Nessuno nega che anche la gestione delle imprese richieda tempo per imparare, in un mondo sempre più complesso. Tanto è vero che i migliori amministratori delegati continuano a studiare mentre procedono nella loro attività, e questo potrebbe compensare un eventuale calo della creatività che deriva dall'età. Ma i giovani hanno alcuni vantaggi quando si parla di creatività e i manager di tutte le età non dovrebbero mai dimenticarlo.

Cosa vogliono in fondo i giovani?

I ricercatori del MIT e della Università della Pennsylvania hanno rilevato due cose importanti, e abbastanza ovvie, cioè che i CEO di start-up tecnologiche di successo sono molto più giovani dei capi d’azienda di quelle affermate, e che le aziende con amministratori delegati più giovani perseguono l'innovazione in modo più aggressivo e tendono ad assumere persone più giovani di loro, il che è fortemente correlato all'attività innovativa.

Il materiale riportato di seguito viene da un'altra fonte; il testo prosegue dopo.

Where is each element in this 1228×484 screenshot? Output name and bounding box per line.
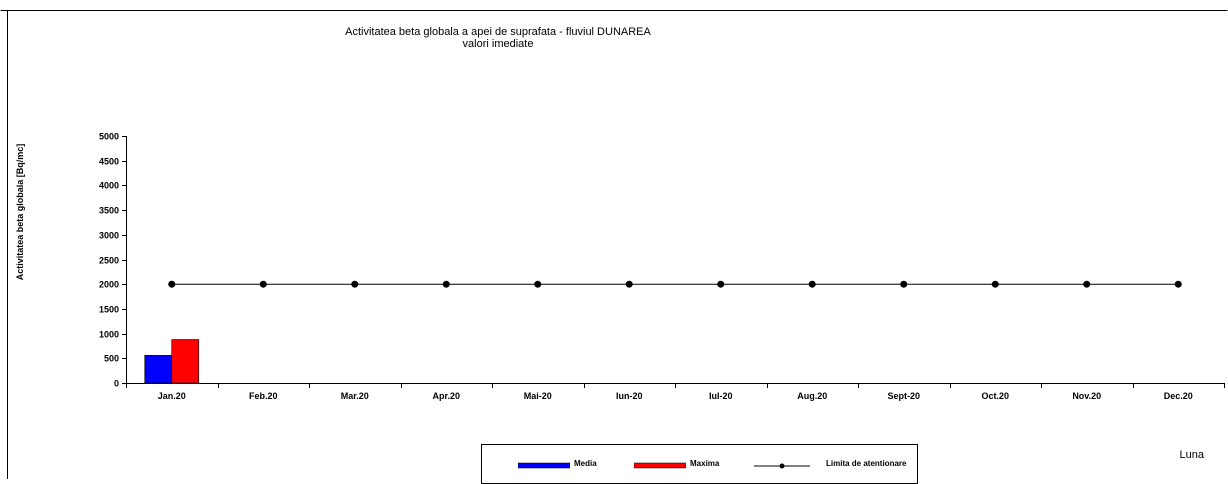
y-tick-label-9: 4500 (99, 157, 119, 167)
bar-maxima-0 (171, 339, 200, 384)
x-tick-label-8: Sept-20 (887, 391, 920, 401)
legend-label-media: Media (574, 459, 597, 468)
legend-swatch-media (518, 462, 570, 469)
x-tick-label-0: Jan.20 (158, 391, 186, 401)
x-tick-label-6: Iul-20 (709, 391, 733, 401)
y-tick-label-1: 500 (104, 354, 119, 364)
bar-media-0 (144, 355, 173, 384)
line-point-0-8 (900, 280, 908, 288)
x-tick-label-5: Iun-20 (616, 391, 643, 401)
y-axis-title: Activitatea beta globala [Bq/mc] (15, 143, 25, 281)
y-tick-label-4: 2000 (99, 280, 119, 290)
x-tick-label-11: Dec.20 (1164, 391, 1193, 401)
line-point-0-6 (717, 280, 725, 288)
line-point-0-0 (168, 280, 176, 288)
chart-title: Activitatea beta globala a apei de supra… (345, 26, 651, 38)
line-point-0-10 (1083, 280, 1091, 288)
x-tick-label-2: Mar.20 (341, 391, 369, 401)
line-point-0-1 (259, 280, 267, 288)
y-tick-label-8: 4000 (99, 181, 119, 191)
line-point-0-4 (534, 280, 542, 288)
x-tick-label-3: Apr.20 (432, 391, 460, 401)
y-tick-label-2: 1000 (99, 330, 119, 340)
legend-swatch-maxima-rect (634, 462, 686, 469)
line-point-0-7 (808, 280, 816, 288)
line-point-0-9 (991, 280, 999, 288)
x-tick-label-7: Aug.20 (797, 391, 827, 401)
y-tick-label-7: 3500 (99, 206, 119, 216)
legend-swatch-limita-marker (779, 463, 785, 469)
x-tick-label-9: Oct.20 (981, 391, 1009, 401)
legend-label-limita: Limita de atentionare (826, 459, 907, 468)
line-point-0-5 (625, 280, 633, 288)
y-tick-label-10: 5000 (99, 132, 119, 142)
legend-swatch-limita (754, 463, 810, 469)
y-tick-label-6: 3000 (99, 231, 119, 241)
chart-subtitle: valori imediate (462, 38, 534, 50)
y-tick-label-3: 1500 (99, 305, 119, 315)
x-tick-label-4: Mai-20 (524, 391, 552, 401)
legend-label-maxima: Maxima (690, 459, 720, 468)
y-tick-label-0: 0 (114, 379, 119, 389)
line-point-0-11 (1174, 280, 1182, 288)
legend-swatch-media-rect (518, 462, 570, 469)
x-tick-label-10: Nov.20 (1072, 391, 1101, 401)
x-tick-label-1: Feb.20 (249, 391, 278, 401)
x-axis-title: Luna (1179, 449, 1204, 461)
line-point-0-3 (442, 280, 450, 288)
legend-swatch-maxima (634, 462, 686, 469)
line-point-0-2 (351, 280, 359, 288)
legend: Media Maxima Limita de atentionare (481, 444, 918, 484)
y-tick-label-5: 2500 (99, 256, 119, 266)
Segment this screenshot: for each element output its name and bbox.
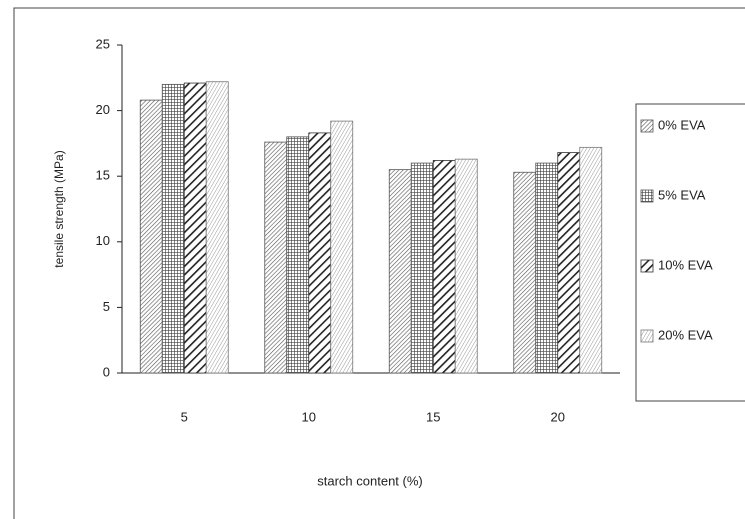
bar	[286, 136, 310, 374]
bar	[579, 146, 603, 374]
bar	[330, 120, 354, 374]
legend-label: 0% EVA	[658, 117, 706, 132]
y-tick-label: 20	[96, 102, 110, 117]
legend-swatch	[640, 119, 654, 133]
legend-swatch	[640, 329, 654, 343]
bar	[535, 162, 559, 374]
y-axis-label: tensile strength (MPa)	[52, 150, 66, 267]
x-axis-label: starch content (%)	[317, 473, 423, 488]
y-tick-label: 0	[103, 364, 110, 379]
bar	[388, 169, 412, 374]
legend-box	[635, 103, 745, 402]
bar	[183, 82, 207, 374]
legend-label: 10% EVA	[658, 257, 713, 272]
legend-swatch	[640, 189, 654, 203]
bar	[205, 81, 229, 374]
bar	[161, 83, 185, 374]
bar	[454, 158, 478, 374]
x-tick-label: 10	[302, 409, 316, 424]
bar	[264, 141, 288, 374]
bar	[139, 99, 163, 374]
y-tick-label: 5	[103, 299, 110, 314]
legend-label: 5% EVA	[658, 187, 706, 202]
y-tick-label: 15	[96, 168, 110, 183]
x-tick-label: 20	[551, 409, 565, 424]
x-tick-label: 15	[426, 409, 440, 424]
bar	[513, 171, 537, 374]
chart-border	[13, 7, 745, 519]
legend-label: 20% EVA	[658, 327, 713, 342]
y-tick-label: 10	[96, 233, 110, 248]
bar	[557, 152, 581, 374]
y-tick-label: 25	[96, 36, 110, 51]
x-tick-label: 5	[181, 409, 188, 424]
bar	[308, 132, 332, 374]
bar	[432, 160, 456, 374]
legend-swatch	[640, 259, 654, 273]
bar	[410, 162, 434, 374]
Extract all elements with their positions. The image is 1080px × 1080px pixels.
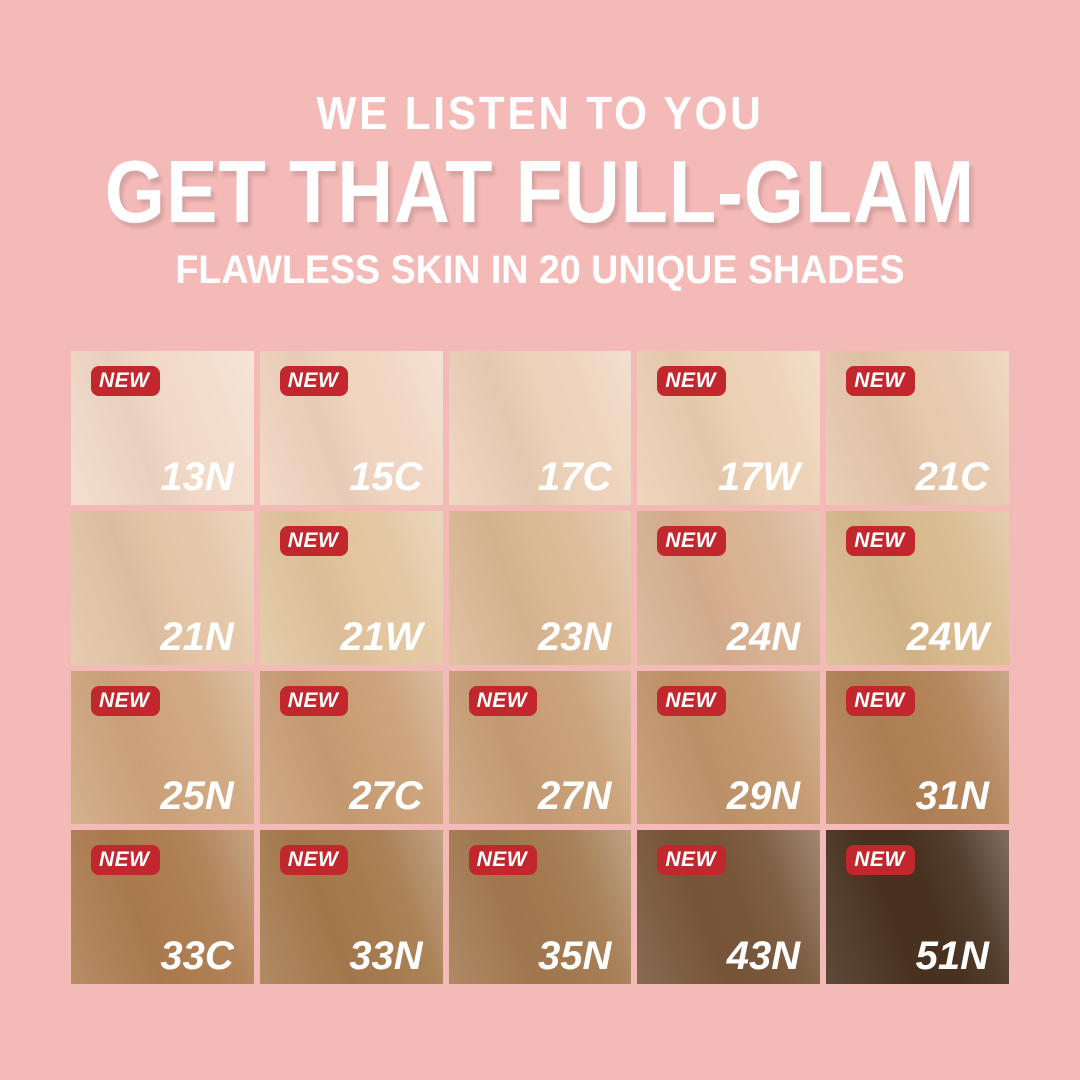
shade-swatch: NEW 15C [259, 351, 443, 505]
shade-label: 15C [349, 454, 423, 499]
new-badge: NEW [279, 525, 349, 556]
shade-swatch: NEW 25N [71, 670, 254, 825]
shade-label: 21N [160, 614, 234, 659]
shade-label: 43N [726, 934, 801, 978]
shade-label: 13N [160, 454, 234, 499]
new-badge: NEW [91, 366, 160, 396]
shade-swatch: NEW 17C [448, 351, 632, 505]
shade-label: 33N [349, 934, 423, 978]
new-badge: NEW [279, 685, 349, 716]
headline-sub: FLAWLESS SKIN IN 20 UNIQUE SHADES [175, 248, 905, 292]
shade-label: 21W [340, 614, 423, 659]
new-badge: NEW [657, 685, 726, 716]
shade-label: 51N [915, 934, 989, 978]
shade-swatch: NEW 43N [637, 830, 821, 984]
new-badge: NEW [846, 685, 915, 716]
shade-swatch: NEW 21N [71, 510, 254, 665]
shade-label: 24W [906, 614, 989, 659]
shade-swatch: NEW 24N [637, 510, 821, 665]
shade-swatch: NEW 27N [448, 670, 632, 825]
shade-grid: NEW 13N NEW 15C NEW 17C NEW 17W NEW 21C … [71, 351, 1009, 984]
shade-swatch: NEW 21C [826, 351, 1009, 505]
new-badge: NEW [846, 525, 915, 556]
shade-label: 25N [160, 774, 234, 819]
shade-swatch: NEW 33N [259, 830, 443, 984]
shade-swatch: NEW 27C [259, 670, 443, 825]
shade-swatch: NEW 33C [71, 830, 254, 984]
shade-swatch: NEW 17W [637, 351, 821, 505]
new-badge: NEW [657, 366, 726, 396]
shade-swatch: NEW 51N [826, 830, 1009, 984]
shade-swatch: NEW 13N [71, 351, 254, 505]
shade-swatch: NEW 21W [259, 510, 443, 665]
shade-label: 17W [717, 454, 801, 499]
headline-small: WE LISTEN TO YOU [316, 87, 764, 139]
headline-main: GET THAT FULL-GLAM [104, 142, 976, 241]
new-badge: NEW [91, 685, 160, 716]
new-badge: NEW [279, 845, 349, 876]
shade-label: 33C [160, 934, 234, 978]
shade-label: 21C [915, 454, 989, 499]
new-badge: NEW [279, 366, 349, 396]
shade-label: 35N [538, 934, 612, 978]
shade-label: 23N [538, 614, 612, 659]
new-badge: NEW [91, 845, 160, 876]
shade-label: 31N [915, 774, 989, 819]
new-badge: NEW [468, 685, 538, 716]
shade-swatch: NEW 31N [826, 670, 1009, 825]
shade-swatch: NEW 24W [826, 510, 1009, 665]
shade-label: 24N [726, 614, 801, 659]
new-badge: NEW [657, 845, 726, 876]
shade-label: 17C [538, 454, 612, 499]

Questo fatto non dovrebbe spaventare i CEO più anziani ma incoraggiarli a costruire e mantenere un'organizzazione innovativa, assumendo le persone giuste e finanziando i progetti giusti, ed in entrambi i casi la loro esperienza potrebbe avere un valore inestimabile. Anche se non dovrebbero dimenticare che, a un certo punto, sarebbe necessario (e fisiologico) che si facessero da parte…
Oltretutto, non va dimenticato che i giovani hanno bisogno di avere una adeguata formazione, anzi sono loro che la richiedono. Secondo un recente sondaggio (https://tallo.com), i lavoratori della Generazione Z (nati dopo il 1996) chiedono alle aziende di avere una qualificazione che consenta loro di accedere ai piani alti dell’azienda. 

In particolare vogliono sviluppare soft skill, cioè capacità di leadership, come comunicazione, gestione, pensiero critico, ecc.; costruirsi competenze tecniche, riguardanti la scienza, la tecnologia, l’informatica, ecc.; diventare capaci di affrontare la realtà dei mercati, attraverso opportunità di collaborazione, sperimentazione, apprendimento continuo.

Insomma, i giovani chiedono alle aziende e ai responsabili delle HR di non considerare più la loro formazione un costo o una mera prassi istituzionale ma la vera chiave strategica per crescere all’interno dell’azienda e farla crescere. Bisognerebbe ascoltarli.